Switching A Patient To Or From A Monoamine Oxidase Inhibitor (MAOI) Intended To Treat Psychiatric Disorders
At least 14 days should elapse between discontinuation of an MAOI intended to treat psychiatric disorders and initiation of therapy with Celexa. Conversely, at least 14 days should be allowed after stopping Celexa before starting an MAOI intended to treat psychiatric disorders (see CONTRAINDICATIONS).
Use Of Citalopram With Other MAOIs, Such As Linezolid Or Methylene Blue
Do not start Citalopram in a patient who is being treated with linezolid or intravenous methylene blue because there is an increased risk of serotonin syndrome. In a patient who requires more urgent treatment of a psychiatric condition, other interventions, including hospitalization, should be considered.
In some cases, a patient already receiving citalopram hydrobromide therapy may require urgent treatment with linezolid or intravenous methylene blue. If acceptable alternatives to linezolid or intravenous methylene blue treatment are not available and the potential benefits of linezolid or intravenous methylene blue treatment are judged to outweigh the risks of serotonin syndrome in a particular patient, citalopram hydrobromide should be stopped promptly, and linezolid or intravenous methylene blue can be administered.

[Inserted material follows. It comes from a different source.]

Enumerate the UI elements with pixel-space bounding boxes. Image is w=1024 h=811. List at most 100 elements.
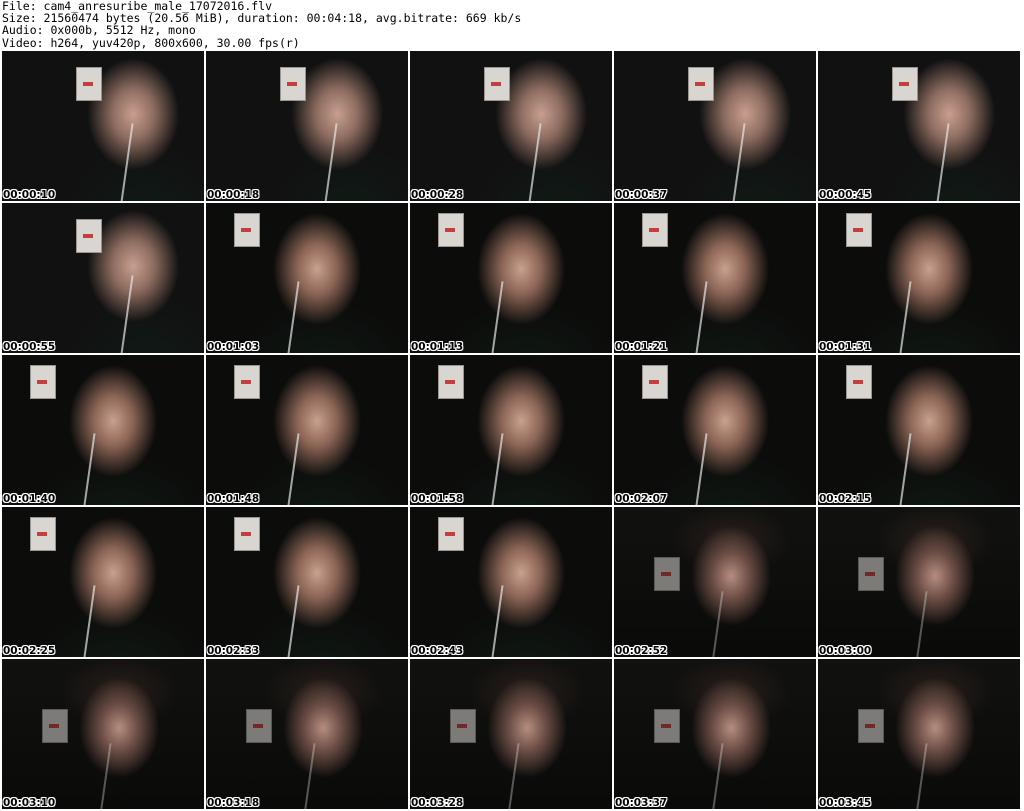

The patient should be monitored for symptoms of serotonin syndrome for 2 weeks or until 24 hours after the last dose of linezolid or intravenous methylene blue, whichever comes first. Therapy with Celexa may be resumed 24 hours after the last dose of linezolid or intravenous methylene blue
The risk of administering methylene blue by non-intravenous routes (such as oral tablets or by local injection) or in intravenous doses much lower than 1 mg/kg with Celexa is unclear. The clinician should, nevertheless, be aware of the possibility of emergent symptoms of serotonin syndrome with such use (see WARNINGS).